Makes me wonder about the harder-drive. Could you store so much data in pings to voyager that will just get returned that an entire system is “backed up” over the distance of radio waves bouncing there and back.
Someone stated that the communication speed is currently about 160 bits per second, so 20 bytes per second.
Voyager is now 1 light day away, so the signal is 86400 seconds long, since radio waves travel at the speed of light.
The signal can then fit a backup of 1.7 megabytes.
20 bytes x 86400 seconds = 1.7 Mb (SI units)
This is enough to fit the entire memory bank of 26 Commodore 64s in a one way trip from the Earth to Voyager.
If Voyager then returns the signal, you can simply double this.
Makes me wonder about the harder-drive.
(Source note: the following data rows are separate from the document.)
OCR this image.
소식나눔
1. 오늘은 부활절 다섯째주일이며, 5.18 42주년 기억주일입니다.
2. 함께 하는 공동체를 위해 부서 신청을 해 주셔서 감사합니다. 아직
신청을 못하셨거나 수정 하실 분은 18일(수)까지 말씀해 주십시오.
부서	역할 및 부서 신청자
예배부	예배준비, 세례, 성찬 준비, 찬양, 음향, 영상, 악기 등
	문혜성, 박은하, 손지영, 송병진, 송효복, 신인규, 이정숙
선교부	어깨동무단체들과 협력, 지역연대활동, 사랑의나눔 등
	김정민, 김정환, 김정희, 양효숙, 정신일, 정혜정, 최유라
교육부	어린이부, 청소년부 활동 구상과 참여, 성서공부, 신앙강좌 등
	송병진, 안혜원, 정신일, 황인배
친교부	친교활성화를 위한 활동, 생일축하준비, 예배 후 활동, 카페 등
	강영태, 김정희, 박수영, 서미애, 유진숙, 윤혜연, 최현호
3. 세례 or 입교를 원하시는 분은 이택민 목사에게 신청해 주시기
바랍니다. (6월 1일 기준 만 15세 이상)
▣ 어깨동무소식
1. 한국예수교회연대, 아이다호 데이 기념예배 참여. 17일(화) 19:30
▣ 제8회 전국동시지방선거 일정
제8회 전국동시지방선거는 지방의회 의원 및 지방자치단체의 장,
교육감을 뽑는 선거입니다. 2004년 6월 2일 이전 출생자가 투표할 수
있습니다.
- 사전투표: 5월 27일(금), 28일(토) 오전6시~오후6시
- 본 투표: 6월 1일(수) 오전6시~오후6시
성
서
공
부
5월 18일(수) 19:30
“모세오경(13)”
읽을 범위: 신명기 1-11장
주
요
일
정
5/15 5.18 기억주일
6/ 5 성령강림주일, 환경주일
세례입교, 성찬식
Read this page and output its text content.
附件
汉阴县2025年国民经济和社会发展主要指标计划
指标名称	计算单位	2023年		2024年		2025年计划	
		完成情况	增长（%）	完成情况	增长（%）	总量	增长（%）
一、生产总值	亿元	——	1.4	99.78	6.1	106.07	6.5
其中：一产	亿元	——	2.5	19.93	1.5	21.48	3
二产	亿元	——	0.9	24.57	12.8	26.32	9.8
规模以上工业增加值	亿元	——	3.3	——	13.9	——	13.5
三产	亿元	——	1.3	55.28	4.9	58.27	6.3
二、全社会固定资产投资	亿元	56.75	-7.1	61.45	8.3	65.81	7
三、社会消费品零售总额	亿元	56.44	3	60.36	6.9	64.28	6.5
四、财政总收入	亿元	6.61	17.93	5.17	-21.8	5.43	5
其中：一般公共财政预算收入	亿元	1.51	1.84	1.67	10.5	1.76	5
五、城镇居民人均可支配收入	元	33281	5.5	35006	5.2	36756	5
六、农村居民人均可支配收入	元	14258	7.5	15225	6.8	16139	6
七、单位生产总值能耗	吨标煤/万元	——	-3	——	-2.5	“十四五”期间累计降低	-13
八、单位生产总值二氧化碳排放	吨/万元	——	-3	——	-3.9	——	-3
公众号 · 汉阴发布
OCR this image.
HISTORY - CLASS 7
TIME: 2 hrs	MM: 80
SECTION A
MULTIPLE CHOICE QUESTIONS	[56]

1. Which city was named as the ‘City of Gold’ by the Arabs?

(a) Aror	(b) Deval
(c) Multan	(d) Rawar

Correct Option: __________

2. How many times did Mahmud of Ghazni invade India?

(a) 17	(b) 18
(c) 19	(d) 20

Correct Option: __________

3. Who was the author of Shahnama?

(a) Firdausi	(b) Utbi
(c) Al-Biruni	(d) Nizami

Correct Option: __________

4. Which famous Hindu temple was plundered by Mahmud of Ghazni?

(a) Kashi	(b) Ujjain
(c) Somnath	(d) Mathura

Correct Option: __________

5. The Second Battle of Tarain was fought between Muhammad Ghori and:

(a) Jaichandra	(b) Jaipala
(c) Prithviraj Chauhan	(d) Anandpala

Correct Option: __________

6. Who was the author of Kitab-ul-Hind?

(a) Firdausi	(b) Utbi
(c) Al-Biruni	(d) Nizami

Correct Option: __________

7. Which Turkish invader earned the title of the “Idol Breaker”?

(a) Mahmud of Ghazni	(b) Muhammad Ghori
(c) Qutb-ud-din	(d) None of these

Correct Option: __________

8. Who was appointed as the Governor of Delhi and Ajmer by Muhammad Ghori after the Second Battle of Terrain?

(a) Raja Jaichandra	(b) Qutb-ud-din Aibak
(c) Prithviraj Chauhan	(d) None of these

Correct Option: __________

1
Could you store so much data in pings to voyager that will just get returned that an entire system is “backed up” over the distance of radio waves bouncing there and back.
Someone stated that the communication speed is currently about 160 bits per second, so 20 bytes per second.
Voyager is now 1 light day away, so the signal is 86400 seconds long, since radio waves travel at the speed of light. The signal can then fit a backup of 1.7 megabytes.
20 bytes x 86400 seconds = 1.7 Mb (SI units)
This is enough to fit the entire memory bank of 26 Commodore 64s in a one way trip from the Earth to Voyager. If Voyager then returns the signal, you can simply double this.
So about 2 floppy discs. 💾 💾
That rocks! Thanks for doing that math.